Co-regulatory network of ATAF1 reveals potential co-regulation with ANAC055
Genes with similar expression patterns often share similar functions and are potentially regulated by the same transcription factors. In order to identify genes co-regulated with ATAF1 in response to heat priming, a co-expression analysis was performed using the transcriptomic data of ATAF1-OE, ataf1-4 mutant and WT plants, under control condition and upon exposure to heat. A weighted correlation network analysis was used to find modules of highly correlated genes. This method is commonly used to investigate relationships between genes and to identify gene candidates for further analysis46. The co-expression analysis revealed 40 modules in our data set (Fig. 6a). These modules contained groups of genes expressed in a similar way. It is likely that genes regulated directly by ATAF1, in response to heat, display similar expression patterns; hence, we took publicly available data on genes that have already been identified to be potentially targeted by ATAF1 (in general, not just by heat stress) and queried if these genes were present in our co-expression modules. The publicly available data of the potential direct targets were generated using a DAP-seq assay33. Putative target genes were designated as having a DAP-seq peak within the first 1,000 bp upstream of the transcription start site. Thus, we compared the list of genes that are proposed direct targets of ATAF1 (from O’Malley, et al.33) with the genes that are clustered in the co-expression analysis; we noticed that the potential targets of ATAF1 were overrepresented in co-expression clusters 10 and 13 (Fig. 6b). These clusters needed further investigation because they likely contained direct target genes of ATAF1, in response to heat stress. The clusters were further interrogated with the proposed TF targets identified using the DAP-seq assay developed by O’Malley, et al.33. We found that three of the clusters (10, 13, 21) showed significant enrichment for genes targeted by both ATAF1 and ANAC055, suggesting that the genes in these clusters might be co-regulated by the two NACs (Fig. 6b).

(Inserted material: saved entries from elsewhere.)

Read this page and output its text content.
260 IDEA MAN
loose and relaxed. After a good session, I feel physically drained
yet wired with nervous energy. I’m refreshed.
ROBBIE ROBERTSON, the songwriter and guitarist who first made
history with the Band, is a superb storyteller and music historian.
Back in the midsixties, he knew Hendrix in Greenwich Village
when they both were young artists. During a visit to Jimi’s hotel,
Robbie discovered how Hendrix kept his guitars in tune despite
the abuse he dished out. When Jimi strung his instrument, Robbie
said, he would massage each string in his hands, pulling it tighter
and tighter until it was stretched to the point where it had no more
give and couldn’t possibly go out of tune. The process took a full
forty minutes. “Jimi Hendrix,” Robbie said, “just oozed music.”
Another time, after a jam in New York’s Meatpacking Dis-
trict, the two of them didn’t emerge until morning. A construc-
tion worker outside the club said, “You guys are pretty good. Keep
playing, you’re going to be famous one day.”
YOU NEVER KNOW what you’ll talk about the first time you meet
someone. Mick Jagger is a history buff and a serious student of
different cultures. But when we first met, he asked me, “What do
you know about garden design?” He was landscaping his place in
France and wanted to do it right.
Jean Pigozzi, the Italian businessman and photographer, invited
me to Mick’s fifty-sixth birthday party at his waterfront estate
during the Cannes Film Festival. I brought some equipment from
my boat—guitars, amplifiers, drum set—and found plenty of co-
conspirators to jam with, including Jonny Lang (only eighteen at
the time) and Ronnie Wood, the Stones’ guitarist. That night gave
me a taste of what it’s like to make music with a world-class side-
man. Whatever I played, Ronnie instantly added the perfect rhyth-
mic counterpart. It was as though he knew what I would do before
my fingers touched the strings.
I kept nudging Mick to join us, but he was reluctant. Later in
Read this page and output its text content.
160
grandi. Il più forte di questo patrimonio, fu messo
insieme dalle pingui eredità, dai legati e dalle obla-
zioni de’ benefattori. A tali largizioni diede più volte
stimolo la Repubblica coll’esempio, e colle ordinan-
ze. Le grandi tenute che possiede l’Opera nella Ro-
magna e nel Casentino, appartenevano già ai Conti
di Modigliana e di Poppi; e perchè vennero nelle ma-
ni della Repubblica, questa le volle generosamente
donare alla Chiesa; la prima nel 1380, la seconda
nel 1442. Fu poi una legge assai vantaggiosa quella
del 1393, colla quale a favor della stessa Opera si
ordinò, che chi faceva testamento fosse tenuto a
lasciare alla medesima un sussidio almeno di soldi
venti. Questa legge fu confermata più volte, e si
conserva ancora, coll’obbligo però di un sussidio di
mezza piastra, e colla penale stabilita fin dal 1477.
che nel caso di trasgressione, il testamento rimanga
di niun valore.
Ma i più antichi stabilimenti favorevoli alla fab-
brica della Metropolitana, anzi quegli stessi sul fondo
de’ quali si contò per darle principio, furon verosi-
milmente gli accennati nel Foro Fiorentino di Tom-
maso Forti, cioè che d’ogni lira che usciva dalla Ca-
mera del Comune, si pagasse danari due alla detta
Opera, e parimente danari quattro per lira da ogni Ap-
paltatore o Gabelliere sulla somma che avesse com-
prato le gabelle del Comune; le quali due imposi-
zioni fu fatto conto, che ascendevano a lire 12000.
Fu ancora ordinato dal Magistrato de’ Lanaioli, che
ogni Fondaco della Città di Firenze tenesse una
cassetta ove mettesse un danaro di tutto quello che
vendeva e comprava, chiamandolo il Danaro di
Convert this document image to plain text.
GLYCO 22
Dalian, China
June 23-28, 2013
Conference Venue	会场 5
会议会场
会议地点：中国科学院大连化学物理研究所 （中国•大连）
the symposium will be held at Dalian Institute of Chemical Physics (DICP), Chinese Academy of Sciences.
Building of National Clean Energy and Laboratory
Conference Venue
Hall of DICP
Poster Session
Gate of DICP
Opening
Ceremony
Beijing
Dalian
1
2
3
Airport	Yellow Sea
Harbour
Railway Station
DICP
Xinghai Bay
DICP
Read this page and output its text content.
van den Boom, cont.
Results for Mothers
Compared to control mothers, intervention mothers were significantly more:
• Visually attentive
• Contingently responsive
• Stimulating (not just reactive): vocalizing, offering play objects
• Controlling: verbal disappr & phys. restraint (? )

ATAF1 and ANAC055 appear to have a common role in thermomemory
Our co-expression analysis showed that ATAF1 and ANAC055 had a large number of shared co-expressed targets in response to HS (Supplementary Table S5). We therefore tested if ANAC055 is also functionally involved in regulating thermomemory. To this end, we assessed the thermomemory phenotype of transgenic lines with altered expression of ANAC055 (Fig. 7a,b). Two anac055 mutants (anac055-1 and anac055-2) were tested, and both showed a substantial increase in fresh mass ratio and survival compared with WT, while plants overexpressing ANAC055 showed a decrease in both parameters (Fig. 7b). These results indicate a negative role for ANAC055 in the regulation of thermomemory, similar to that of ATAF1. To test whether or not ATAF1 and ANAC055 worked in a fully or partially redundant manner, we generated an ataf1/anac055 double mutant and exposed seedlings to HS and compared their phenotypes with the phenotypes of the corresponding single-gene mutants. The fresh mass ratio of the ataf1/anac055 double-mutant was higher than that of the WT, but not significantly different from that of the single-gene knockout mutants ataf1-4 and anac055 (Fig. 7c). This result indicates that ATAF1 and ANAC055 require each others function to control thermomemory.